OK, other people's dreams are boring. Dreams are weird: we get that. This one is short, and maybe a bit different.
I dreamt I was visiting Bell Labs, outside on the front lawn. Someone told me that Arjen Lenstra was giving a talk in a few minutes in a nearby outdoor lecture hall, entitled "On Trisecting the Angle With a Chainsaw." It was raining.
I don't know much math, but I believe that it has been proved that you can't trisect an angle using the geometry tools specified by the Greeks. I probably won't understand the talk, but Arjen Lenstra is a world-class cryptographer and mathematician, and any math lecture involving a chainsaw ought to be worth a shot.
I sat over on one side of the lecture hall. I don't believe I've ever met the man, so the speaker was sort of a composite of all the Nederlanders I have met.

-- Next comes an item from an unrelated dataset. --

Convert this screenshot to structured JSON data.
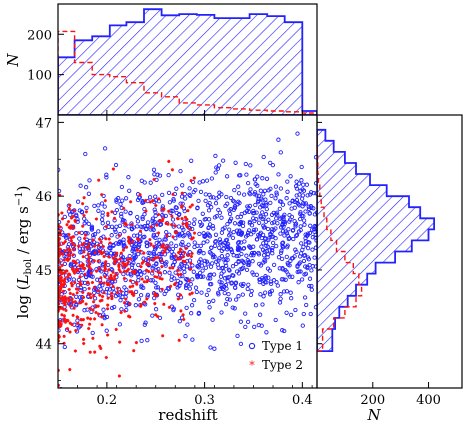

He started, writing things on the white board involving determinants. I zoned out immediately, noting that there was about 4 inches of ice cold water on the ground, yet curiously my sneakers were floating on top of the water, despite the weight of my legs. I shouldn't push down on the shoes.
My reverie was interrupted by the sound of a chainsaw. Lenstra was out of sight, behind the stage, sawing something. He turned off the chainsaw and marched back into sight carrying it, declaring: "That's how you trisect the angle with a chainsaw." The crowd started dispersing. Dammit, I wanted to get a sense of what he was saying, so I went up to ask.
"I did not get the math in your presentation. Can you give me a quick layman's take on it?" He put his hand on my shoulder, looked me in the eye, and said, "Ches," (cool: he knows me), "it works like this."
Then I woke up.
I was probably as disappointed as you are now. But I realized what had happened. I had backed my personal dream director into a corner. I really wanted to hear the talk, but was demanding it from myself. I have no idea how to trisect an angle with a chainsaw, so my personal dream director bailed out.